"aku nggak bisa Tan..." suaranya begitu bulat
Aku tetap bersimpuh, "aku mohon Ram...pertahankan cinta kita..."
"maaf, aku nggak bisa..."
Rama berlalu meninggalkanku. Tak peduli dengan derai airmataku. Semuanya tak lebih kaleng kosong bekas minuman soda. Dihempaskan begitu saja saat isinya habis.
***
Hampir tiga bulan aku berada dalam ketidakpastian. Rumahtangga yang kubina sekian tahun bersama Rama sedang berada di ujung tanduk. Aku hanya bisa berbincang dengan kenangan yang telah begitu banyak kita rajut. Entah kenapa, semua terasa begitu sangat berkesan bagiku.
Setiap tengah malam aku terbangun, berharap ada pesan masuk darinya. Marah-marah karena aku ketiduran tak mengangkat teleponnya, atau sibuk memojokkan dan menyalahkan aku atas segala yang terjadi dalam rumahtangga kita. Karena cuma itulah yang ia lakukan selama ini. Membuatku jengah tapi tak pernah lelah. Membuatku sakit hati tapi tak pernah berhenti mencintai.
Hp ku kosong. Tak ada sedikitpun jejak dering ataupun pesan darinya. Dan aku mulai panik. Panik dengan diriku sendiri. Panik karena aku mulai merasa hampa. Merasa sendiri. Merasa kehilangan. Aku rindu. Rindu teramat sangat.

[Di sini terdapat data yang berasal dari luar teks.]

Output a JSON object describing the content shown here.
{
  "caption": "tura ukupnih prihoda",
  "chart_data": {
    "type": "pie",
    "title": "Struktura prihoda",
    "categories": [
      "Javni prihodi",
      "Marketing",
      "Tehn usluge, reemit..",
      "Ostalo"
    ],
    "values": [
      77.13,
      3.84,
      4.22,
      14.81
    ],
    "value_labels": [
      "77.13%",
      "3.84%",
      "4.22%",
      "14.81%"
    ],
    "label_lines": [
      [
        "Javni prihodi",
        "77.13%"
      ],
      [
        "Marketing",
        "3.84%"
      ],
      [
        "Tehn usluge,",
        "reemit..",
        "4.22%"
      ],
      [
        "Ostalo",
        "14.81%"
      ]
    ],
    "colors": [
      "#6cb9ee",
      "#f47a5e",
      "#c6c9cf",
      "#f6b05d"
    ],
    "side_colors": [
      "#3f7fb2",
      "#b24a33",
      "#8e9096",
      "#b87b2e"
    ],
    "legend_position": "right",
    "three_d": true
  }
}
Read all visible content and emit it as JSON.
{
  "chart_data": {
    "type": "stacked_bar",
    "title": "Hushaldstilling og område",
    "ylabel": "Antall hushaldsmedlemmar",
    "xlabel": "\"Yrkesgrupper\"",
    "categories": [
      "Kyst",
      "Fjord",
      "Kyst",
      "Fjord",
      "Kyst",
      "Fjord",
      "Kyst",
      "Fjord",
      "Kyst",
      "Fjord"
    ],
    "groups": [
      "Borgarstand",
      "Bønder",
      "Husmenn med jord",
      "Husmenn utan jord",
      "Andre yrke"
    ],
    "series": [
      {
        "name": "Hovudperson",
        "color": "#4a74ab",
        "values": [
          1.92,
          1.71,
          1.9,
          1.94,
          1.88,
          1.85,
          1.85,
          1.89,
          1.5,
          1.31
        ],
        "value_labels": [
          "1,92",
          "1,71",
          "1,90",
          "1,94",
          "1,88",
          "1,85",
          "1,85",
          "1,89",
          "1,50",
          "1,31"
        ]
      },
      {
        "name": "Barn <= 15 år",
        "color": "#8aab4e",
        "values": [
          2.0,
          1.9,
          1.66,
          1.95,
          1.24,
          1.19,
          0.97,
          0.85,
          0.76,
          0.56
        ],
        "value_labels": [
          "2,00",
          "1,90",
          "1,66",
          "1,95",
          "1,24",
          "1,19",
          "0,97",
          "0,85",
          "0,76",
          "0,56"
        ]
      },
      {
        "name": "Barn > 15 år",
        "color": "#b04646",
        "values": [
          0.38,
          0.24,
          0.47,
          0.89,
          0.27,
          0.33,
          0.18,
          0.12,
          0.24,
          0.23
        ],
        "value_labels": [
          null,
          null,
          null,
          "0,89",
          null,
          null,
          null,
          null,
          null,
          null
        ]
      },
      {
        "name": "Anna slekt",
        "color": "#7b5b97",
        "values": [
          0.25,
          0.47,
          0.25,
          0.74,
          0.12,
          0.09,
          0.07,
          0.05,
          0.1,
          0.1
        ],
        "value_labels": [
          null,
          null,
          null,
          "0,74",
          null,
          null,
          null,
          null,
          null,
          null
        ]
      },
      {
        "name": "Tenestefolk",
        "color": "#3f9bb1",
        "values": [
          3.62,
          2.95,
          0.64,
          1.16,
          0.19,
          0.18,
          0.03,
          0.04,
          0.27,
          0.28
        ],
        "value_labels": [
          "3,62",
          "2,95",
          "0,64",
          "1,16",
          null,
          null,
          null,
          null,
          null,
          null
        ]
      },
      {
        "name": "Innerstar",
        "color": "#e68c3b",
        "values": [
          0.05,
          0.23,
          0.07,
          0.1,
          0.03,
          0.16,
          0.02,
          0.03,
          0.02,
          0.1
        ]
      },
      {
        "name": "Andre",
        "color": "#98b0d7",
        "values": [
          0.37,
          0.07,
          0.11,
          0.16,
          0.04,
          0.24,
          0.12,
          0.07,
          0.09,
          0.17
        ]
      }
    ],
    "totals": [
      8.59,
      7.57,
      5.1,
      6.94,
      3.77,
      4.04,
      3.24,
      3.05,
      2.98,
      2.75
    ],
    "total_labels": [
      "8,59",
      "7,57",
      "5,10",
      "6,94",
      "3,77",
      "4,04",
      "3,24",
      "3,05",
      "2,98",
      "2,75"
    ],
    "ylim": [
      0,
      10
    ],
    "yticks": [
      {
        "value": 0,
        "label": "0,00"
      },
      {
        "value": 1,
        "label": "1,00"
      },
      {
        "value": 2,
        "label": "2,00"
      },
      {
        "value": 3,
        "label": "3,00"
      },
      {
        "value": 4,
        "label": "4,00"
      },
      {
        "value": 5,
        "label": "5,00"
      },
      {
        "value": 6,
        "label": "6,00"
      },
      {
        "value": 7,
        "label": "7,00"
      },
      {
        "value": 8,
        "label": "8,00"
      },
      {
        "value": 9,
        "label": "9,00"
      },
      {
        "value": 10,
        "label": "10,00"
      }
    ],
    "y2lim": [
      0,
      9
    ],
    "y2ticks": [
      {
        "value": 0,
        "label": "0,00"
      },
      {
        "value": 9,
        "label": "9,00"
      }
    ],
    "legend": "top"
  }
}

Di sepanjang tengadah tanganku, tak henti ku memohon pada Sang pemilik Hidup, selamatkan rumahtanggaku...hanya itu...hanya itu...
***
Enam bulan berlalu, tak ada kabar apapun darinya selain surat panggilan persidangan perceraian yang sampai di meja kantorku. Aku terhenyak. Sesak sekali dadaku. Tak kuasa kutahan buliran airmata yang menyeruak keluar dari pelupuk. Beberapa teman memelukku. Menyabarkanku. Menguatkanku. Sesaat aku kuat. Sesaat aku limbung.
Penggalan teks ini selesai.